We hit Mexico at our planned 12 month pace. Driving aggressively, averaging too many hours in the truck each day, we watched the country fly past. We spent over a month in Mexico and while we look back fondly on it, we know we missed damn near all of it with our exhaustive schedule. After Mexico, we seemed to downshift a little bit more with each country, lingering longer, absorbing more, and living better.
We maxed out our three month visas in Peru and had to admit it was a major part of the reason this country topped the list of our favorites. Peru had become familiar, a culture we could grasp, foreign not at all. It was here we made yet another extension to the journey. The logistics behind the decision were still forthcoming. Financially we were in the same spot as our previous January end date. We didn’t have the money but we had a plan. Living slowly makes life more affordable. Rather than arriving in town after an eight hour drive and embarking upon the executive two day see-it-all affair, you can spend a week or two wandering around soaking it all in. With less driving the gas costs diminish and the need for luxury and convenience become unnecessary.
We have found a happy middle ground in between the overstuffed tour bus takers and the long term apartment leasers (SprinterLife we’re looking at you).
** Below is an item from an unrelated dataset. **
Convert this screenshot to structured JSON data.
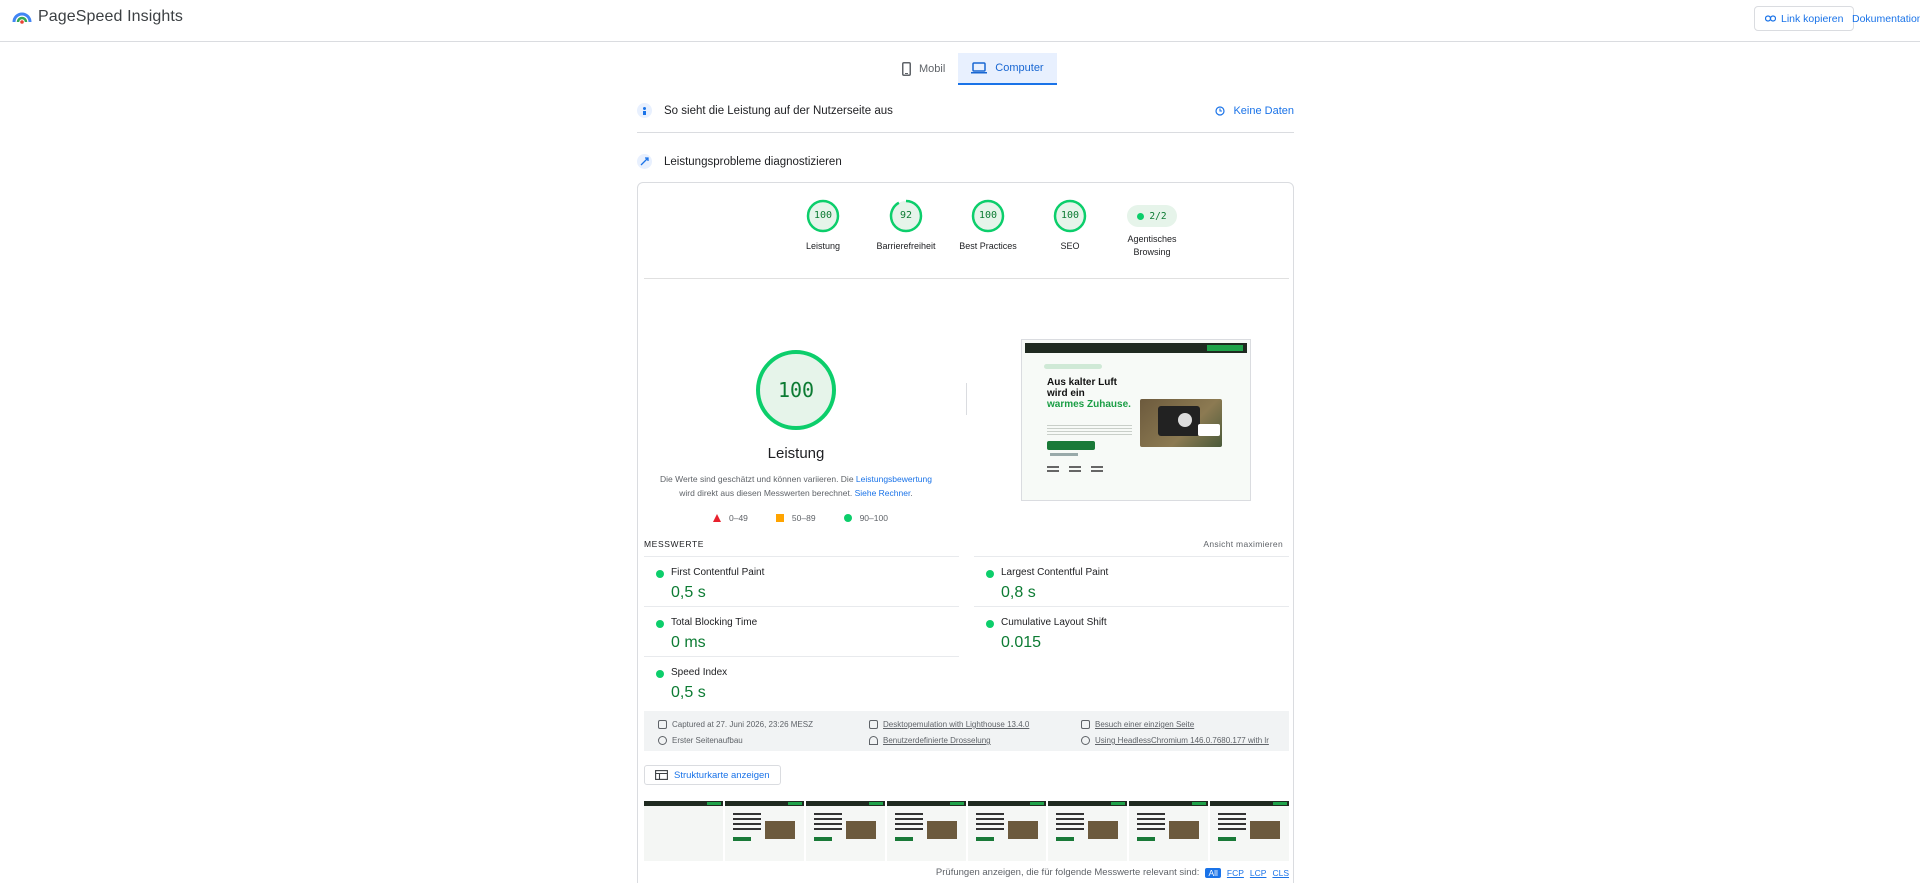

We stick around long enough to meet folks, hear the local gossip, and engage in arguments over the best brand of mate (without a doubt, it’s Amanda).
There seems to be a growing popularity of speedy efficiency among travelers, especially Americans. If I have a week I can see a country, if I have a month I can see a continent, if I have three months, I can see the world!
Driving the PanAm is a malleable journey, it can be whatever you want it to be. Whether you’re seeking immersion, volunteering to better other lives, or just looking for a period of introspective extroversion, there’s just nothing fast about it.